COVID-19 exacerbates women’s economic vulnerability and hardship

Poverty or social exclusion risks were already higher for women than for men in the EU before the pandemic (EIGE, 2020g). Women were already more likely than men to be in unpaid, low-paid or temporary jobs. The COVID-19 crisis is likely to worsen women’s economic situation, as their over-representation in sectors badly hit by lockdowns means that they are more likely than men to lose their job or have their working hours reduced (EIGE, 2021c; ILO, 2021).

Women aged between 15 and 24 years were the group most likely to lose their job in the first half of 2020 (Eurofound, 2021a), given that they are employed in high numbers in hospitality, retail, arts and entertainment.

The closure of schools and childcare services further limited parents’ employment possibilities, especially mothers, and increased the risk of poverty in households with dependent children. Eurofound’s COVID-19 online surveys show that households with children struggle to make ends meet much more than those without (Mascherini and Bisello, 2020). The COVID-19 pandemic is likely to have increased the poverty risk, especially for lone mothers and their children.

The extent to which the burden of the COVID-19 crisis falls on women and on men depends on pre-crisis inequalities and how recovery response policies mitigate the effects of the pandemic. Since spring 2020, all Member States introduced some income support measures to those affected by the pandemic.

However, women were less able than men to access income support either because a protection scheme was not available in the sectors of their work or, if it was, provided lower benefits, or because they did not meet eligibility criteria. Women predominantly work in sectors, types of firms or jobs that were not or less covered by specific crisis-related job protection schemes (Rubery and Tavora, 2020).

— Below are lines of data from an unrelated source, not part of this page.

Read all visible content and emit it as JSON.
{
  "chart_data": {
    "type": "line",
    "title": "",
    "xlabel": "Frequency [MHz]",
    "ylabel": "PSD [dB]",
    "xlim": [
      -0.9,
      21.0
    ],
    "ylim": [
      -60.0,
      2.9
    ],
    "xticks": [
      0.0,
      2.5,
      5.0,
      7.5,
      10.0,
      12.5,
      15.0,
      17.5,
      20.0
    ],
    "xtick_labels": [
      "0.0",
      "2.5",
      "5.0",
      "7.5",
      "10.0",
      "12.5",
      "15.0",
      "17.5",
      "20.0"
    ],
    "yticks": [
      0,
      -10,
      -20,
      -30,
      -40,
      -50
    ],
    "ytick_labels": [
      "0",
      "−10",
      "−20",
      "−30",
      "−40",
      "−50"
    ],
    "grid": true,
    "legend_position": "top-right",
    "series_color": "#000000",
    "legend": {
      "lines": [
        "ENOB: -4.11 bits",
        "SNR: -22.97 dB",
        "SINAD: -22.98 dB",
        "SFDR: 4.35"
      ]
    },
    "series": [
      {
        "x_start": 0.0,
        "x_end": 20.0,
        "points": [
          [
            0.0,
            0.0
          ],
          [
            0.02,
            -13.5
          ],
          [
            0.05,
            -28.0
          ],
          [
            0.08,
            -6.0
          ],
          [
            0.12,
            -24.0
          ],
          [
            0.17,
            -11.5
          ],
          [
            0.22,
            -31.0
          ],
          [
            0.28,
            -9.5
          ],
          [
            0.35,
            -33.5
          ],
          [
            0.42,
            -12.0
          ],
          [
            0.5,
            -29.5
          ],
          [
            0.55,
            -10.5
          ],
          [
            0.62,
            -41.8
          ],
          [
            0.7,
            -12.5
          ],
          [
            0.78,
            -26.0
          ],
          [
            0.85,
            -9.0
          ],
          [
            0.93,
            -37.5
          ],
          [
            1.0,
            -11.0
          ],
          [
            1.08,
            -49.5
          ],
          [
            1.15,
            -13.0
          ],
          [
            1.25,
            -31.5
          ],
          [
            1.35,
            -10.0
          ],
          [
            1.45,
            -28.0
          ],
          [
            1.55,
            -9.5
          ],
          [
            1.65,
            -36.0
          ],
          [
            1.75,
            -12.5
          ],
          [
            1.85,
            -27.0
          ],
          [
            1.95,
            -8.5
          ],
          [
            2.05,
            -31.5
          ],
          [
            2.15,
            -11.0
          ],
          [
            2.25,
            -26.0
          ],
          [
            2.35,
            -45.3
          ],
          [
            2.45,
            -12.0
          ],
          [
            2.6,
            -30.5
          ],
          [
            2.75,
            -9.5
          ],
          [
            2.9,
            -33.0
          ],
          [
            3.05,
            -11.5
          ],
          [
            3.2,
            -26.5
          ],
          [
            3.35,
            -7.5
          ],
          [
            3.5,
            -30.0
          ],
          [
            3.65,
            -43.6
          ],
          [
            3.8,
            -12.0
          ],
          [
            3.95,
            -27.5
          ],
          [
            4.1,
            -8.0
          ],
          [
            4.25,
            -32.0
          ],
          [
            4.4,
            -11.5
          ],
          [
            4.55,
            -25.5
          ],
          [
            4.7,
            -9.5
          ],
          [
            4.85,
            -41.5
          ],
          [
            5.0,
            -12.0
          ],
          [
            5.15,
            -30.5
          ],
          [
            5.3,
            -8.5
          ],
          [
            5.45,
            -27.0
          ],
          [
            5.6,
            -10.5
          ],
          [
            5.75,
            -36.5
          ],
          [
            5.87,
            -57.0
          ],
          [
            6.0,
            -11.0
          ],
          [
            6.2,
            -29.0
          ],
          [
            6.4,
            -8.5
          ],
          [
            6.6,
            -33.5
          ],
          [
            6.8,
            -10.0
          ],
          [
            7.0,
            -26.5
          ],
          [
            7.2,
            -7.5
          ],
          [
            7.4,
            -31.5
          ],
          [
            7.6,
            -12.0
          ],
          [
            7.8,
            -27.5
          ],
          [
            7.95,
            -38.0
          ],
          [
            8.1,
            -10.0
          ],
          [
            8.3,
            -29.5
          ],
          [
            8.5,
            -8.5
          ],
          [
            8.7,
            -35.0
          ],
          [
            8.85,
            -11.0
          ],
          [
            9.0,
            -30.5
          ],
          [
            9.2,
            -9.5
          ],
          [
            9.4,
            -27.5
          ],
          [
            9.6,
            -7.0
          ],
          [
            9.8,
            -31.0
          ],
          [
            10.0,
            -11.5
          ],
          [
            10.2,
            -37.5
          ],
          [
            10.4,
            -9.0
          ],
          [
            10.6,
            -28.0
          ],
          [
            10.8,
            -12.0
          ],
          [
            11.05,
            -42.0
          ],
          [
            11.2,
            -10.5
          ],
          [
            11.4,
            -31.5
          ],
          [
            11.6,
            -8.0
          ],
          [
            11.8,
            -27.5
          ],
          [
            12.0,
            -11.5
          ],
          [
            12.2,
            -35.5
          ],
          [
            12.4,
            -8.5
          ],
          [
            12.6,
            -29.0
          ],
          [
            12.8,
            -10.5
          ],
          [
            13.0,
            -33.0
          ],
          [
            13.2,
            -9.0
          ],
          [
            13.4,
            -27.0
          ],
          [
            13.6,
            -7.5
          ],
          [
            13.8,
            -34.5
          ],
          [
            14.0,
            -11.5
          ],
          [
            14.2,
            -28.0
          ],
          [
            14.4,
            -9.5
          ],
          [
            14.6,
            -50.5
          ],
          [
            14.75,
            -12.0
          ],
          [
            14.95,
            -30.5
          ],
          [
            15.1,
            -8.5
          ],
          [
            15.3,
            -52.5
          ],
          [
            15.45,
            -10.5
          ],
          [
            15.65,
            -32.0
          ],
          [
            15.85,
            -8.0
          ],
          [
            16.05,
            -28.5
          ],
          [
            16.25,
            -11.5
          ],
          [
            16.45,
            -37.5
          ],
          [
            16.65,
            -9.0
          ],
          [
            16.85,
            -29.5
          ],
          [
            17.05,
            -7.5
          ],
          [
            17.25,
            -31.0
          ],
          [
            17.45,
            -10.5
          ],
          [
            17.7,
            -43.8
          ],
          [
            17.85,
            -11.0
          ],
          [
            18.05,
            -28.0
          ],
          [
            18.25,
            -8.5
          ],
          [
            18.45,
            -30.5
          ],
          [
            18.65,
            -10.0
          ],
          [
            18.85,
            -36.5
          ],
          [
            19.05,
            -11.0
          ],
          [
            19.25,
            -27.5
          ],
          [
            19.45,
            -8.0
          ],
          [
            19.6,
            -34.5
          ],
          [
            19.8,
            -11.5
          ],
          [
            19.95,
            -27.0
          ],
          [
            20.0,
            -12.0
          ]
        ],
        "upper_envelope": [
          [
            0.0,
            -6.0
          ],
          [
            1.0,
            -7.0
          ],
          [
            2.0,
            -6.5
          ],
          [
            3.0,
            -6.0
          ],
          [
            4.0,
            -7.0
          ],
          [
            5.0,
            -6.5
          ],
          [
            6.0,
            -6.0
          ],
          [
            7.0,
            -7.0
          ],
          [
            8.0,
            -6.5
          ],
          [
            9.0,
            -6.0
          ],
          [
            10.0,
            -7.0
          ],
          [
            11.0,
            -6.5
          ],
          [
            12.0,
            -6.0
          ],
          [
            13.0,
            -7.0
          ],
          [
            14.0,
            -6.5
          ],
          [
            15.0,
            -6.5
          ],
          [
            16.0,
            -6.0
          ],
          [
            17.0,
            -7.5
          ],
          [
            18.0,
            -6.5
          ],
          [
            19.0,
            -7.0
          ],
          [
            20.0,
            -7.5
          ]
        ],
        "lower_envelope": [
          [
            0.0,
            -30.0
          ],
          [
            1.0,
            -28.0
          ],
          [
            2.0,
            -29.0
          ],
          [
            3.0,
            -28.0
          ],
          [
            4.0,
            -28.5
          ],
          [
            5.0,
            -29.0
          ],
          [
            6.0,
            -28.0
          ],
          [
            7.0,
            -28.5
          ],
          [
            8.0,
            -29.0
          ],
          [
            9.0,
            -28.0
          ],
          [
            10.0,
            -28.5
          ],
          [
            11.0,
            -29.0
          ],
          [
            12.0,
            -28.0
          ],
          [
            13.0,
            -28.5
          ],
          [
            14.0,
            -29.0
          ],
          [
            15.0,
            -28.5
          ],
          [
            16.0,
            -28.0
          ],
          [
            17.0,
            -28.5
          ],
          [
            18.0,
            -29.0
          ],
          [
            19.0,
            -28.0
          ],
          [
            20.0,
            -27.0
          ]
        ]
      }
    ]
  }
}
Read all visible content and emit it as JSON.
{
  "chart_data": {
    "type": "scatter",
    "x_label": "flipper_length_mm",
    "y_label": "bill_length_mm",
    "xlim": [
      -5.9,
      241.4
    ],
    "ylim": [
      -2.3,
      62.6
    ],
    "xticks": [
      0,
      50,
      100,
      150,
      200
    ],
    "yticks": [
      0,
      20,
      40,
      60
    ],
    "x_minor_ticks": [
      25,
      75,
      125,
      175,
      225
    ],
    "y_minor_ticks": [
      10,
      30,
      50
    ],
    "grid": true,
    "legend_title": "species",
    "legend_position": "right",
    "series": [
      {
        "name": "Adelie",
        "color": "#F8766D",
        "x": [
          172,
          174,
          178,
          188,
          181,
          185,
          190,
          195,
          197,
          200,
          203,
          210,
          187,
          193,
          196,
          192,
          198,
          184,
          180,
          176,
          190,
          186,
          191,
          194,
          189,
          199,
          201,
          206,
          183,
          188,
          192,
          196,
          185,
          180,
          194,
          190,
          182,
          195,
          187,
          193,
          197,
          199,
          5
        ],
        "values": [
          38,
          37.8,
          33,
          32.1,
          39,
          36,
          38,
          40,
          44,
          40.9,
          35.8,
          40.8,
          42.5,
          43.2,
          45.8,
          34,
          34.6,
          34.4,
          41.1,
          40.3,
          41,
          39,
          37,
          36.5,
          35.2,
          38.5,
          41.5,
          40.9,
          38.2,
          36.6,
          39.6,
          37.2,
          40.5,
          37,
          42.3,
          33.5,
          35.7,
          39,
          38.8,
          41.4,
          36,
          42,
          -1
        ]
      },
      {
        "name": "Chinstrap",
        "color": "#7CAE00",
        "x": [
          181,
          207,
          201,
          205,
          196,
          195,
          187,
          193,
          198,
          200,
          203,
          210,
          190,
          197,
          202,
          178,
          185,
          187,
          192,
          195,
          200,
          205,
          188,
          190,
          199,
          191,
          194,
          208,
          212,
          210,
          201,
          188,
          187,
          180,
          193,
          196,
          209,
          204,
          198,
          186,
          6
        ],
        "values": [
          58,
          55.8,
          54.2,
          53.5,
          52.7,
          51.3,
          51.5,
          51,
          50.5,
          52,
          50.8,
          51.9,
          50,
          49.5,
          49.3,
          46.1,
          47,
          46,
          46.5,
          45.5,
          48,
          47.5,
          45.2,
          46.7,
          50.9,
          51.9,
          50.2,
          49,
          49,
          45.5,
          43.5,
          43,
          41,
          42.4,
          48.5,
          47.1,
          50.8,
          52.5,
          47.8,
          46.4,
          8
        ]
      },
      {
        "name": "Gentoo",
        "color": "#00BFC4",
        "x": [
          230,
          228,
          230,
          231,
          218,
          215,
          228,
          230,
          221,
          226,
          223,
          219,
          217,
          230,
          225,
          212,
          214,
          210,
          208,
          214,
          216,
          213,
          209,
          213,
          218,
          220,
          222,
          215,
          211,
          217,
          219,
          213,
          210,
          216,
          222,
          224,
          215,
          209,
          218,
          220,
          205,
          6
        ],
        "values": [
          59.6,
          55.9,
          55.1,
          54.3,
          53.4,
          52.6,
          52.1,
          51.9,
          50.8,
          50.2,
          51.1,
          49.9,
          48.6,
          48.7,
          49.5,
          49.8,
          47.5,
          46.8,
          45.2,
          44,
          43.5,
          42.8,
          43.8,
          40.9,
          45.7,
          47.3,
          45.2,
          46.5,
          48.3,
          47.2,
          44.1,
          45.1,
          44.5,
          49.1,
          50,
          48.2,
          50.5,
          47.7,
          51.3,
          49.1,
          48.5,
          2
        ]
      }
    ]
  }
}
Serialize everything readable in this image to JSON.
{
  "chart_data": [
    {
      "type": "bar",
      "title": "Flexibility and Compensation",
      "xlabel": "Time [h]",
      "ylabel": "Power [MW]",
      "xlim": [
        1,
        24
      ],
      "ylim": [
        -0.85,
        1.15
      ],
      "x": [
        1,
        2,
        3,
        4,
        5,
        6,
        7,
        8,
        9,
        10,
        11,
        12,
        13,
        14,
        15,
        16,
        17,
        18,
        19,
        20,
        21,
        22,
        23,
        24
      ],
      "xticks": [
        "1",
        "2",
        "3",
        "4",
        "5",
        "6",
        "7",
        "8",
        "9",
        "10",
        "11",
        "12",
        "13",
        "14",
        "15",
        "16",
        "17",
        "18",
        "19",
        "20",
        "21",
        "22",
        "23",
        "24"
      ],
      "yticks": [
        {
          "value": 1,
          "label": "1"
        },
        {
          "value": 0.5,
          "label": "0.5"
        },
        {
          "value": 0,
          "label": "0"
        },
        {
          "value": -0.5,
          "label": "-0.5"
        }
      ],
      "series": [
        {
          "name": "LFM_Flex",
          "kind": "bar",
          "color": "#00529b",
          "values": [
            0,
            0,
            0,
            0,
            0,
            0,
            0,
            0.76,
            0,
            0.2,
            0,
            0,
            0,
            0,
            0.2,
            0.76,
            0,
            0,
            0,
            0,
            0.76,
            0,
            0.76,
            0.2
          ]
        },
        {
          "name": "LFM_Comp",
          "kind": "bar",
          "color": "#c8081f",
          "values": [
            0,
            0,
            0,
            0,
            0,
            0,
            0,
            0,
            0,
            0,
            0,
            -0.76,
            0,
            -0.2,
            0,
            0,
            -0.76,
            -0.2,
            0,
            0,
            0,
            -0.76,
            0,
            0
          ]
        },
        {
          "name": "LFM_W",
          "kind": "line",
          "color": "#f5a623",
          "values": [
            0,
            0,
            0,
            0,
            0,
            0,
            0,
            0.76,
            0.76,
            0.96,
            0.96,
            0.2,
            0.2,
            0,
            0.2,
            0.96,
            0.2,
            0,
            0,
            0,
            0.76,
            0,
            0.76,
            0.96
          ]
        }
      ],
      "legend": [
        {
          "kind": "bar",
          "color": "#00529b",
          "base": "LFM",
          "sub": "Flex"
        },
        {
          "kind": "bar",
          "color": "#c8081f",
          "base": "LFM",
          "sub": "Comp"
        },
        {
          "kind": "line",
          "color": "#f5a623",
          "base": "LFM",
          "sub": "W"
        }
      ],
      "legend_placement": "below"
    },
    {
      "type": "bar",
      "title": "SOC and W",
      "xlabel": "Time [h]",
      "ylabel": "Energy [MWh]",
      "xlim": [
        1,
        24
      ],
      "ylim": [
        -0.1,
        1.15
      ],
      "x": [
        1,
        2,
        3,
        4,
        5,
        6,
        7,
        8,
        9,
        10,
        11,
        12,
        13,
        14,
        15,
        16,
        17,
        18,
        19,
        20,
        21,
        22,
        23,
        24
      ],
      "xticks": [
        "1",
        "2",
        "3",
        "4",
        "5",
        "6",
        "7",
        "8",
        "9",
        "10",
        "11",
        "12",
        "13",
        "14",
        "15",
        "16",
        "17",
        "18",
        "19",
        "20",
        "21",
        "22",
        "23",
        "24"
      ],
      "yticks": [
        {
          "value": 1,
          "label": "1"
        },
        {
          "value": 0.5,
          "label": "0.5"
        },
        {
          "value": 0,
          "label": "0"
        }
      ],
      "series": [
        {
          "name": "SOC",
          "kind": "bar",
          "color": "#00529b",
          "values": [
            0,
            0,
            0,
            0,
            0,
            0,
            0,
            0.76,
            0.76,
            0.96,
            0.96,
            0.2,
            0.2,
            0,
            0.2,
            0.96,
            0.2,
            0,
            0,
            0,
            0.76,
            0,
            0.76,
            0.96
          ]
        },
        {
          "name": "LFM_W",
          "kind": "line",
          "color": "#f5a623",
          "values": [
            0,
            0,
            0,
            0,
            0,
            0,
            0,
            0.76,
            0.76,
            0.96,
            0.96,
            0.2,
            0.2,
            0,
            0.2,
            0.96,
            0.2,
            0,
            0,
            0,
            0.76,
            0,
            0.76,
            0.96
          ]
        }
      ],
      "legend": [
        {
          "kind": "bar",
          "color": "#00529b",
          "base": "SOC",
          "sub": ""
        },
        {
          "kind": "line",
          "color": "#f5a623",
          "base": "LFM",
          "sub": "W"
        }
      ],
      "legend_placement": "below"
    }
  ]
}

Furthermore, women have more difficulties meeting eligibility criteria due to shorter or interrupted careers, which are of importance, for example, to access unemployment or parental leave benefits. The type of income support women receive, compared with men, reflects their different positions in the job market, as well as their disproportionate burden of care duties. Gender-sensitive recovery needs to address the gender pay gap by promoting equal share of care responsibilities and by better valorising those working in frontline, low-paid and precarious jobs, such as carers, nurses and cleaning staff.

Figure 9. Mean equivalised net income by sex, family composition, age, education level, country of birth and disability (PPS, 16+ years, EU, 2019)
Source: Authors’ calculation, EU-SILC, 2019 (IE, IT, 2018).
NB: The equivalised net income is calculated at the household level, taking into account all sources of income of all members of the household.  resulting total income is split  between members of  couple, hence explaining the absence of gender gap for couples.

Income gaps are more difficult to assess for hard-to-reach populations such as undocumented migrants and the Roma. These groups are more likely to participate in informal and infrequent work, making it harder to report their income levels. A study of six Member States found that Roma and Travellers reported struggling to make ends meet. In Sweden and the Netherlands, Roma are about 13 times more likely than the general population to live in poverty (FRA, 2020c). Roma women are also more likely to perform unpaid care work, leading to an employment gap of 18 p.p. with Roma men (FRA, 2016).